The 3 best books by José Emilio Pacheco

Among all the great Mexican writers of the twentieth century, with world echo representatives such as Juan Rulfo, Octavio Paz y Carlos FuentesJosé emilio pacheco It may be the most versatile of all. Because Pacheco touched on everything in which language provides written testimony, narrative passion, poetic lyricism, social commitment or thought. His literary production covers all genres, except dramaturgy.

All the Pacheco's narrative concerns They emerged from a very young age, discovering the writer determined to be one before reaching the age of twenty. With that firm early vocation, José Emilio Pacheco soaked himself, with authentic conviction for the development of his own work, of all kinds of readings, in search of that synthesis that each author must end up addressing in search of his own path.

Without ever departing from his roots in which he fixed a large part of his work, especially in the essayistic and even poetic aspects, Pacheco addressed in my favorite field of fictional narrative, a multitude of stories and some novels with allegorical components and fanciful in some cases or stark sensuality in others.

Diverse compositions that in the end also end up connecting with a firm humanistic intention towards that literature committed to existence itself and to the chronicle of the times lived.

It is clear that this capacity for gender change made possible an experimental aspect in Pacheco's narrative pretension, finding that avant-garde point around an almost romantic idealism in which the sensations of childhood resonate as echoes, with the full conviction of a need to return to childhood, that paradise in which experimentation also forges temperaments and perspectives on the world.

Top 3 recommended books by José Emilio Pacheco

The battles in the desert

The desert was that place where the children of Mexico, told by one of its survivors, developed their war games.

The distant conflicts of a world located on the other side of the world map acquired replicas in that dusty meeting place in which children surrendered to the first violence with immediate armistices at the first wound in the knee.

But beyond the desert, the boy who was Carlos tells us about the oasis, about when a child about to change his skin to adulthood found in Jim's mother that disturbing reference for his age.

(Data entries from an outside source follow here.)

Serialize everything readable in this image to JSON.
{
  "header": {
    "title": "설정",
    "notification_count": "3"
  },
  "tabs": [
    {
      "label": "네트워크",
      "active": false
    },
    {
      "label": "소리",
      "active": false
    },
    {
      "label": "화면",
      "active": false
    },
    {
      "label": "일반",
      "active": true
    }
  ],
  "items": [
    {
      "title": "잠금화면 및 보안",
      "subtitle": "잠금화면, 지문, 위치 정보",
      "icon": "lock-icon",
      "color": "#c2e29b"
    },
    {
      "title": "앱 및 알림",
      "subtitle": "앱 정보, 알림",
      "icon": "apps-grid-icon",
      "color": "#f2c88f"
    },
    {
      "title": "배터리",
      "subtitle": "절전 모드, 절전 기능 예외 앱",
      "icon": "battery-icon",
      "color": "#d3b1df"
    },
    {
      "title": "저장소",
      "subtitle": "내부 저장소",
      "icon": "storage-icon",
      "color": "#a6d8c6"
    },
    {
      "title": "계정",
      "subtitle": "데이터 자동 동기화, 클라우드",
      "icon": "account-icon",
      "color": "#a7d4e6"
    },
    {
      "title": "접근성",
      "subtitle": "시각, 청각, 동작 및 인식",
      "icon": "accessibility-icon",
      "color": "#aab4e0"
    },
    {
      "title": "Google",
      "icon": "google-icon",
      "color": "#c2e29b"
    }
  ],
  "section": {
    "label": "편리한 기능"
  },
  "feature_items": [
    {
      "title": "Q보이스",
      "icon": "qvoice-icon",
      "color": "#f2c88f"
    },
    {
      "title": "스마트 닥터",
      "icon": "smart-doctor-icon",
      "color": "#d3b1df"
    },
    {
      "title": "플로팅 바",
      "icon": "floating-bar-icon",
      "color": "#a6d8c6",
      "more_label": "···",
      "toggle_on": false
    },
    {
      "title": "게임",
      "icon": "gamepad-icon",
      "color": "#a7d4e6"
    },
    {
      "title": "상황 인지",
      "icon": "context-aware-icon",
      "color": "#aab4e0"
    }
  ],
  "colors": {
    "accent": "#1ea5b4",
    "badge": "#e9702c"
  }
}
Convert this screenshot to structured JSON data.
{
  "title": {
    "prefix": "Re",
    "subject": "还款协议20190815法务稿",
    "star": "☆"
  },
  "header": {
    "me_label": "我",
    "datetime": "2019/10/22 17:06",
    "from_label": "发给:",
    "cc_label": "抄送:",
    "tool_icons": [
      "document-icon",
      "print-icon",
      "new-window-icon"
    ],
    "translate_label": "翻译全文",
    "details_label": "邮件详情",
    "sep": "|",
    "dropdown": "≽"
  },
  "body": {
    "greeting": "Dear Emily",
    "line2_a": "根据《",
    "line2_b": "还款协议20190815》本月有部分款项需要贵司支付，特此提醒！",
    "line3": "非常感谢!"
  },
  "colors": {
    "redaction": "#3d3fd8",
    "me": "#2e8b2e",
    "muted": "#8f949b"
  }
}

Between the triple awakening of the sensual, the erotic and the romantic, the rapprochement between the child and the mother sounds like tenderness and immediate moisture, in contrast to the dryness of the desert of old games and the wasteland announced at the dawn of age. adult in a country like Mexico in which moral, social and political guidelines falter more than the trembling flesh of any first love.

The pleasure principle and other stories

A relatively recent edition that summarizes stories from different periods by the author initially grouped together in two works, The distant wind and The pleasure principle.

The title of the volume provides a very concise idea about that reiterated intention of Pacheco to address the magical and strange time of transition from childhood to childhood.

The most intense and distant drives of passion and violence make their way at an age conducive to the most intense staging and the most powerful story.

The point is that this volume, in the order in which it has been established, starts from the departure of childhood and gains in that intensity of addressing the adult, what was prohibited until that moment, contextualized in a hostile world in which love It can also sour and become ignominious.

The pleasure principle and other stories

You will die away

The most experimental of narrative books. A novel with the appearance of a historical narrative based on one of the great themes of the awakening of the Western world: The Jewish Diaspora. And nothing better than the millennial journey of exile of a people stripped of their land to propose a narrative thread in which yesterday and today are decomposed thanks to the very subsistence of Jewish culture in the face of any contingency.

Everything seems united by the psychotic notion of a fugitive Nazi scientist, escaped to Mexico and around whose current fears about his arrest, all that future of Jews scattered throughout a world and connected by a tradition saved despite everything is equated.